When it was her turn, she started to say what I told her to say, “I am on kidney dialysis…”
The guy behind the counter turned to the person next to him and ordered a wheelchair. He saw her destination on the ticket she proffered him. When the wheelchair arrived, he told the transportation person the gate number and the flight was for West Palm Beach, Florida. My wife said she was going to Pittsburgh, and he nodded and mentioned that there was a connecting flight. But the Florida plane was delayed. It’s new arrival time would be roughly thirty minutes after the connecting flight had left Florida.
In the meantime, I only knew her new flight numbers. I went to the airline status page online. It showed the connecting flight had already left for Pittsburgh. Then it showed her flight arriving. I went into a panic when she never called with a new flight number. In fact, the last available flight that night was cancelled. All the airline personnel that I talked to said that I could be a criminal that was stealing her identity. I could not prove I was her husband.
But unknown to me, the flight arrived late and no one was allowed to leave the aircraft until a wheelchair had picked up my wife and ran her, literally, to her connecting flight that had told the passengers that there was a technical difficulty with the plane. They knew that was a lie because there were no repairmen working on the plane. Thirty minutes later, my wife was wheeled in, and she took her seat. All the passengers applauded, and several people stood to give her a standing ovation.
You see, the airline had no legitimate reason to hold the plane that long.

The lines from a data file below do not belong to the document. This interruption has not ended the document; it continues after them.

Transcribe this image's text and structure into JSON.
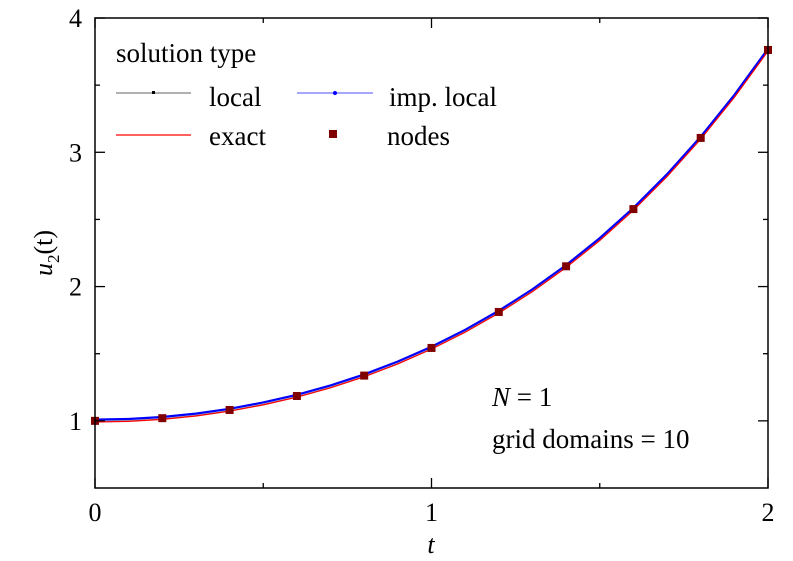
{
  "chart_data": {
    "type": "line",
    "xlabel": "t",
    "ylabel_main": "u",
    "ylabel_sub": "2",
    "ylabel_tail": "(t)",
    "xlim": [
      0,
      2
    ],
    "ylim": [
      0.5,
      4
    ],
    "xticks": [
      0,
      1,
      2
    ],
    "xtick_labels": [
      "0",
      "1",
      "2"
    ],
    "yticks": [
      1,
      2,
      3,
      4
    ],
    "ytick_labels": [
      "1",
      "2",
      "3",
      "4"
    ],
    "x_minor_ticks": [
      0.5,
      1.5
    ],
    "y_minor_ticks": [
      1.5,
      2.5,
      3.5
    ],
    "grid": false,
    "legend": {
      "title": "solution type",
      "placement": "top-left",
      "entries": [
        "local",
        "imp. local",
        "exact",
        "nodes"
      ]
    },
    "annotation": {
      "line1_var": "N",
      "line1_rest": " = 1",
      "line2": "grid domains = 10"
    },
    "series": [
      {
        "name": "local",
        "color": "#808080",
        "style": "line-with-small-markers"
      },
      {
        "name": "imp. local",
        "color": "#0000ff",
        "style": "line-with-small-markers"
      },
      {
        "name": "exact",
        "color": "#ff0000",
        "style": "line"
      },
      {
        "name": "nodes",
        "color": "#800000",
        "style": "square-markers",
        "x": [
          0,
          0.2,
          0.4,
          0.6,
          0.8,
          1.0,
          1.2,
          1.4,
          1.6,
          1.8,
          2.0
        ],
        "y": [
          1.0,
          1.02,
          1.081,
          1.185,
          1.337,
          1.543,
          1.811,
          2.151,
          2.577,
          3.107,
          3.762
        ]
      }
    ],
    "curve_x": [
      0,
      0.1,
      0.2,
      0.3,
      0.4,
      0.5,
      0.6,
      0.7,
      0.8,
      0.9,
      1.0,
      1.1,
      1.2,
      1.3,
      1.4,
      1.5,
      1.6,
      1.7,
      1.8,
      1.9,
      2.0
    ],
    "curve_y": [
      1.0,
      1.005,
      1.02,
      1.045,
      1.081,
      1.128,
      1.185,
      1.255,
      1.337,
      1.433,
      1.543,
      1.669,
      1.811,
      1.971,
      2.151,
      2.352,
      2.577,
      2.828,
      3.107,
      3.418,
      3.762
    ]
  }
}
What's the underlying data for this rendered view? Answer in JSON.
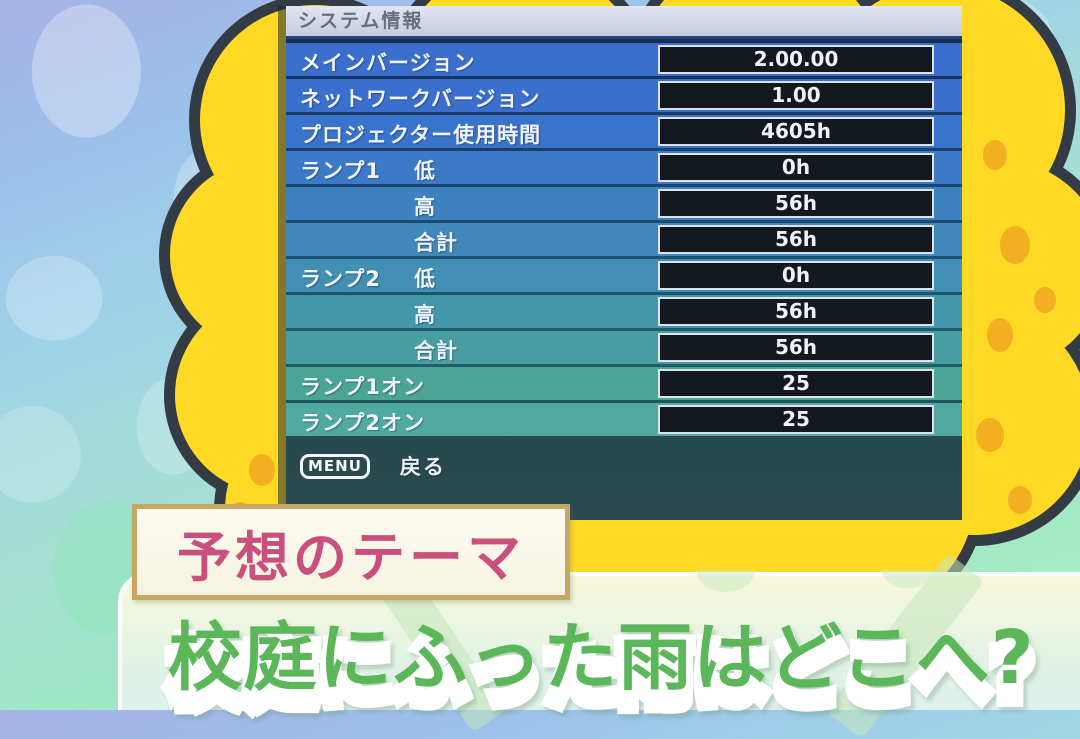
{
  "menu": {
    "title": "システム情報",
    "rows": [
      {
        "label": "メインバージョン",
        "sublabel": "",
        "value": "2.00.00"
      },
      {
        "label": "ネットワークバージョン",
        "sublabel": "",
        "value": "1.00"
      },
      {
        "label": "プロジェクター使用時間",
        "sublabel": "",
        "value": "4605h"
      },
      {
        "label": "ランプ1",
        "sublabel": "低",
        "value": "0h"
      },
      {
        "label": "",
        "sublabel": "高",
        "value": "56h"
      },
      {
        "label": "",
        "sublabel": "合計",
        "value": "56h"
      },
      {
        "label": "ランプ2",
        "sublabel": "低",
        "value": "0h"
      },
      {
        "label": "",
        "sublabel": "高",
        "value": "56h"
      },
      {
        "label": "",
        "sublabel": "合計",
        "value": "56h"
      },
      {
        "label": "ランプ1オン",
        "sublabel": "",
        "value": "25"
      },
      {
        "label": "ランプ2オン",
        "sublabel": "",
        "value": "25"
      }
    ],
    "footer": {
      "menu_badge": "MENU",
      "back_label": "戻る"
    }
  },
  "captions": {
    "theme_label": "予想のテーマ",
    "main_text": "校庭にふった雨はどこへ?"
  },
  "colors": {
    "osd_row_blue": "#3a6fce",
    "osd_row_teal": "#50aaa2",
    "osd_value_bg": "#14181f",
    "osd_title_bg": "#ccd2e4",
    "cloud_yellow": "#ffd924",
    "cloud_outline": "#333c44",
    "cloud_dots_orange": "#f0a820",
    "theme_pink": "#c94f7c",
    "theme_border_tan": "#c7a763",
    "caption_green": "#5cb65a"
  }
}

The computer logged into the internet that the plane had left on time. Just as I hung up the phone with yet another airline call center, after the West Palm Beach airport was no help. I sat with my head in my hands. My wife was lost in Florida and somehow, she was unable to turn her phone on. Then the phone rang. It was my wife. “Where are you? I am at the airport waiting for you!”
I asked, “What airport?”
“Pittsburgh! Where else?!”
Sometimes the right word needs to be said. But God had a lot to do with my wife making it home that night. Half a night’s sleep, but she made it safely.
In Tante Corrie’s case, she led a man back to faith and she prayed so that God would cure a leper who was also a missionary. And the flight arrangements had to be just so. We should not rely on humans, but God sometimes uses those humans to perform His miracles.
Lord, strengthen me. When my wife was on her way home, I had no idea You had already taken care of the situation. Indeed, my worrying did nothing. I was praying, but I was also trusting the information that the computer gave me. All that I could conclude was that she was lost in Florida with no dialysis scheduled there and no place to spend the night. But my wife was in Your hands. And now she is in Your hands eternally. I wonder if she remembers, now while in the arms of Jesus, that one day when she was treated like the crown princess of some foreign land? In Your name I pray. Amen.
Soli Deo Gloria. Only to God be the Glory.